濃度・オブ・ザ・リングBACK NUMBER
1日3興行開催の“心意気”を残して。
西の聖地「博多スターレーン」閉館。
text by
橋本宗洋Norihiro Hashimoto
photograph byNorihiro Hashimoto
posted2019/04/08 10:00
閉館する博多スターレーンでのラスト興行。展示会場担当・金子誠一部長もリングに上がり、昭和50年代から続く歴史に幕を閉じた。
「まず電話したのが博多スターレーンさん」
高木は「自分が社長になって、九州で大会をやっていかなきゃという時にまず電話したのが博多スターレーンさんでした」と言う。「チケットの委託販売を早めに手配しなきゃいけないよとか、いろいろ教えてもらいました」とも。会場側も、客席前方、中央、後方と場所によって椅子の高さを変えるなど、プロレスに“寄せた”運営をしていた。

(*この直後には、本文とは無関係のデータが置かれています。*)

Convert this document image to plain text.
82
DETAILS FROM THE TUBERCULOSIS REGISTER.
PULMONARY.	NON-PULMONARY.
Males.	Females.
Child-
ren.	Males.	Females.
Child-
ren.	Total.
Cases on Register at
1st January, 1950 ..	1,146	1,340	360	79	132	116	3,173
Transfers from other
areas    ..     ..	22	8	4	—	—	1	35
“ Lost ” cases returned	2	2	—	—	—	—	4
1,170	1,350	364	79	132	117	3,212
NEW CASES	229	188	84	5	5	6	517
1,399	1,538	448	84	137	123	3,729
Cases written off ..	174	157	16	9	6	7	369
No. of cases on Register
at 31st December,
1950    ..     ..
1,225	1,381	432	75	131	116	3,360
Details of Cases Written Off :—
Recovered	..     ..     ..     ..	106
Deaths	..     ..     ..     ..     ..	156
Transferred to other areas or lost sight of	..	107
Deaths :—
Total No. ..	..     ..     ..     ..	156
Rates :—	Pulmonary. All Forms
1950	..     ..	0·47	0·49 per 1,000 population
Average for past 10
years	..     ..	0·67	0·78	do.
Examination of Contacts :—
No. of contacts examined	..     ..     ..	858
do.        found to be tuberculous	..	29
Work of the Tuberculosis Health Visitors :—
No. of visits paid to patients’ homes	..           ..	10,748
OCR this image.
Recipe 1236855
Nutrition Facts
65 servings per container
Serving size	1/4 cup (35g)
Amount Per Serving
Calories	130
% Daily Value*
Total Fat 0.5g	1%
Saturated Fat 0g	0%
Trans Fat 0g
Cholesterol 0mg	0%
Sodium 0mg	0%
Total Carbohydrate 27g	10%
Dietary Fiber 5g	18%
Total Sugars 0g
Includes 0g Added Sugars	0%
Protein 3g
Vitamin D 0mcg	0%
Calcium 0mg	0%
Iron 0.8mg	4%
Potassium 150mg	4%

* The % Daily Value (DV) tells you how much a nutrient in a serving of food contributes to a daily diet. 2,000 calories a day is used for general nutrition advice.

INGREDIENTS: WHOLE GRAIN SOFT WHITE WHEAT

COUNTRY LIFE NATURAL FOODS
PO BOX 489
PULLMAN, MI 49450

リーグ戦開催中のためデスマッチ勢は出場できなかった大日本だが、ジュニアヘビー級のタイトル戦をマッチメイク。メインイベントは関本大介&野村卓矢vs橋本大地&神谷英慶という第一線の選手たちによるタッグマッチだった。セミファイナルには全日本プロレスの諏訪魔、青木篤志も出場している。
大会中にリングイン、ファンに挨拶したのはOBの山川竜司だ。彼は現役時代、この会場で頭蓋骨骨折の大ケガを負い、そこから復帰している。プロレスにはそういう“忘れがたい思い出”もあるのだ。
メインで勝利したシングル王者・関本は集合写真を撮影する際にリングアナ、運営スタッフもリングに呼び込んだ。最後は全員で「ありがとうございました!」と一礼。
「最後の女子プロレス」にアジャ登場!
続く東京女子プロレスは、博多スターレーン初使用だった。メインにはシングル王座戦、山下実優vs.坂崎ユカのトップ対決を組んでいる。「じゃあ5月の後楽園大会は何を組むんだ?」と思ってしまうほどの好カードだ。
“博多スターレーン最後の女子プロレス”とあって、レジェンド的存在のアジャコングも東京女子初参戦を果たした。バックステージでは試合後のアジャに“クビドル”伊藤麻希が対戦要求、5.3後楽園でのシングルマッチが決まるという一幕も。博多スターレーンでの闘いが、後楽園につながっていくことになったわけだ。
博多スターレーンという会場は、惜しまれつつ閉館する。しかし選手たちの闘いは続くし、また福岡のどこかで試合をすることも間違いなくある。